‘This House Is A Sanctuary’ Shelter For Women, Children Completes Expansion Project
It looks like an elegant sorority house, not a homeless shelter.
But the remodeled behemoth at the corner of Mallon and Lindeke can now sleep up to 100 women and children every night.
About 250 people showed up Friday morning to celebrate the completed $2.3 million addition to Anna Ogden Hall, which doubles the number of people the home can serve.
“This is a sanctuary,” said director Marg Williams. “It’s a sanctuary because it’s been set aside as a place of God.”
The shelter - one of the most impressive structures in the poverty-laced West Central neighborhood - feeds, clothes and counsels troubled women and their children.
Suzy Miller told the throng that the home saved her life.

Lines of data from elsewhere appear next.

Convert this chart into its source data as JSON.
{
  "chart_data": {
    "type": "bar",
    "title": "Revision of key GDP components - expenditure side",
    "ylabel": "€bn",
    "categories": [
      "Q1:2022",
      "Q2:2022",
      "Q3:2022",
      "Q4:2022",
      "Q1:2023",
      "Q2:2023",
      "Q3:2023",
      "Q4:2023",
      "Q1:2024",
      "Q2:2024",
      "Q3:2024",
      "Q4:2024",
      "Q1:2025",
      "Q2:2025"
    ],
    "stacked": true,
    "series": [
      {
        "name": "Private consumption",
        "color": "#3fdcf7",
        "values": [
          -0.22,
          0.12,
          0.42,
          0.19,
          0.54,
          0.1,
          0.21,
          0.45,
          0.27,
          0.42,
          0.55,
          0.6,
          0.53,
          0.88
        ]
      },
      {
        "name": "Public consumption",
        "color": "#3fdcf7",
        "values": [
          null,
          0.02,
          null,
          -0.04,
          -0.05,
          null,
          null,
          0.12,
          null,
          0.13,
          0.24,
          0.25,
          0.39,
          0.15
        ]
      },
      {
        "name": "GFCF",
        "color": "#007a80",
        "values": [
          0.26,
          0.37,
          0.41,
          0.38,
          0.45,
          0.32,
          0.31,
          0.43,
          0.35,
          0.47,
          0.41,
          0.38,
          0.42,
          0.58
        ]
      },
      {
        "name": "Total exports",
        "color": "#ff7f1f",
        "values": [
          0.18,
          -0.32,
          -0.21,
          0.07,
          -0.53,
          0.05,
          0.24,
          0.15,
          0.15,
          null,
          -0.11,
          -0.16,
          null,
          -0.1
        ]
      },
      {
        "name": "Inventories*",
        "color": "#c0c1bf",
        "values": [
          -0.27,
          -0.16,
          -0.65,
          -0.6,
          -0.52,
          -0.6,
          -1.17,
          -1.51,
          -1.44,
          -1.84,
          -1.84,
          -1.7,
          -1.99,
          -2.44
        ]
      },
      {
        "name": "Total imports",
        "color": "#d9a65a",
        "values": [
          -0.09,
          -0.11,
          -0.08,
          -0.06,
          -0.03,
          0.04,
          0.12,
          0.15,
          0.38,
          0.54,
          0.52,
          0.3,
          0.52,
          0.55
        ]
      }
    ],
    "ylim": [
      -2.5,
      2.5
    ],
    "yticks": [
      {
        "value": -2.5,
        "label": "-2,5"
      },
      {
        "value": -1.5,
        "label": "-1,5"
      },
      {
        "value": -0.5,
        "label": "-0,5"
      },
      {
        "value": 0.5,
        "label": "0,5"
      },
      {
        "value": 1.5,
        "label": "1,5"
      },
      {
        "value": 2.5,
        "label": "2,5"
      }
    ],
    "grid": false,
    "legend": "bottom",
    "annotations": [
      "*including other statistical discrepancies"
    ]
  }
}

Miller, 22, said she suffered from serious depression and came to the home last year straight from the Sacred Heart Medical Center psychiatric ward.
“There was a light here I’d never experienced before,” she said. “God’s light.”
Miller cried during her speech, describing how she was baptized last spring, and hopes to end up working at the home.
“I finally found a place where I belonged. It sounds crazy, but it’s a homeless shelter.”
Nadine Woodward, a KREM-TV anchorwoman, also spoke, praising the 25-year-old home as a model of how to help the needy without draining the U.S. Treasury.
The hall, run by the Union Gospel Mission, has thrived without receiving any federal money.